New Discovery Centre exhibit showcases ‘slow’ species

By Victoria Walton

The Survival of the Slowest exhibit is on display in Halifax from now until October 3.

“It's an incredible, beautiful interprative exhibit that takes people on a journey through a story of counterintuitive adaptations for survival,” says Paul “Little Ray” Goulet, the founder of Little Ray's Reptile Zoo, which put together the exhibit.

Survival of the Slowest features everything from lizards to tarantulas to tortoises.

“Everyone knows why it's good to be fast and big and strong, but there's also disadvantages to that,” Goulet says, “And if there's disadvantages to that, there must be advantages to being small, slow and weak.”

Goulet says the star of the show is a 14-month old two-toed sloth, named Lilo.

“I think the reality is there has always been an intrigue with sloths, they're amazing animals,” he tells NEWS 95.7's The Todd Veinotte Show.

Lilo is not the first sloth that Little Ray's has exhibited.

Roger, a two-year-old sloth who lives at their Ottawa zoo, has gone on tour with the company in the past.

“When you see them in person, they're ridiculously cute,” Goulet says. “But just even watching the way they move, how every movement isn't just slow but really looks calculated.”

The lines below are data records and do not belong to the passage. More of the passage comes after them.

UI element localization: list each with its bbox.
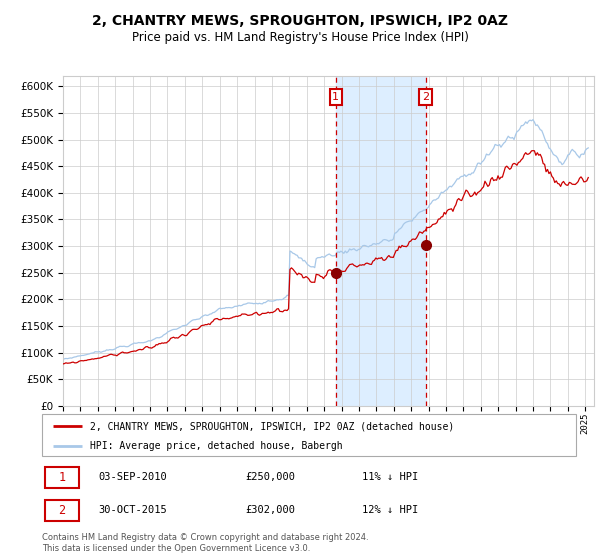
Text: 2, CHANTRY MEWS, SPROUGHTON, IPSWICH, IP2 0AZ: 2, CHANTRY MEWS, SPROUGHTON, IPSWICH, IP… (92, 14, 508, 28)
Text: Contains HM Land Registry data © Crown copyright and database right 2024.
This d: Contains HM Land Registry data © Crown c… (42, 533, 368, 553)
Text: 30-OCT-2015: 30-OCT-2015 (98, 505, 167, 515)
Text: 1: 1 (58, 471, 65, 484)
FancyBboxPatch shape (44, 466, 79, 488)
Text: 03-SEP-2010: 03-SEP-2010 (98, 473, 167, 483)
Text: HPI: Average price, detached house, Babergh: HPI: Average price, detached house, Babe… (90, 441, 343, 451)
Bar (336, 76, 425, 406)
Text: £250,000: £250,000 (245, 473, 295, 483)
Text: £302,000: £302,000 (245, 505, 295, 515)
Text: 2, CHANTRY MEWS, SPROUGHTON, IPSWICH, IP2 0AZ (detached house): 2, CHANTRY MEWS, SPROUGHTON, IPSWICH, IP… (90, 421, 454, 431)
Text: 2: 2 (58, 504, 65, 517)
Text: Price paid vs. HM Land Registry's House Price Index (HPI): Price paid vs. HM Land Registry's House … (131, 31, 469, 44)
Text: 1: 1 (332, 92, 340, 102)
FancyBboxPatch shape (42, 414, 576, 456)
Text: 2: 2 (422, 92, 429, 102)
Text: 12% ↓ HPI: 12% ↓ HPI (362, 505, 419, 515)
Text: 11% ↓ HPI: 11% ↓ HPI (362, 473, 419, 483)
FancyBboxPatch shape (44, 500, 79, 521)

Goulet says the exhibit will focus on why some animals came to be slow, instead of speedy. It will also have modules on energy requirements and what it means to be 'fit.'

“How an animal like that would evolve and how it would be able to sustain itself in such a competitive world,” he says. “I still don't have a firm understanding, but it obviously works for them.”

Although the Discovery Centre exhibit will be too busy for everyone to pet Lilo, Goulet says they can get an up-close look at her.

“She's highly social,” he says, despite the fact that the sloth sleeps upwards of 20 hours a day.

There will be a number of animals the public can interact with, including small lizards, snakes and a hedgehog.

Gaudet expects the exhibit to be popular in Halifax, as people try to find answers for something that doesn't make much evolutionary sense.

“I find people have this innate curiosity,” he says. “This real thirst for knowledge and figuring stuff out.”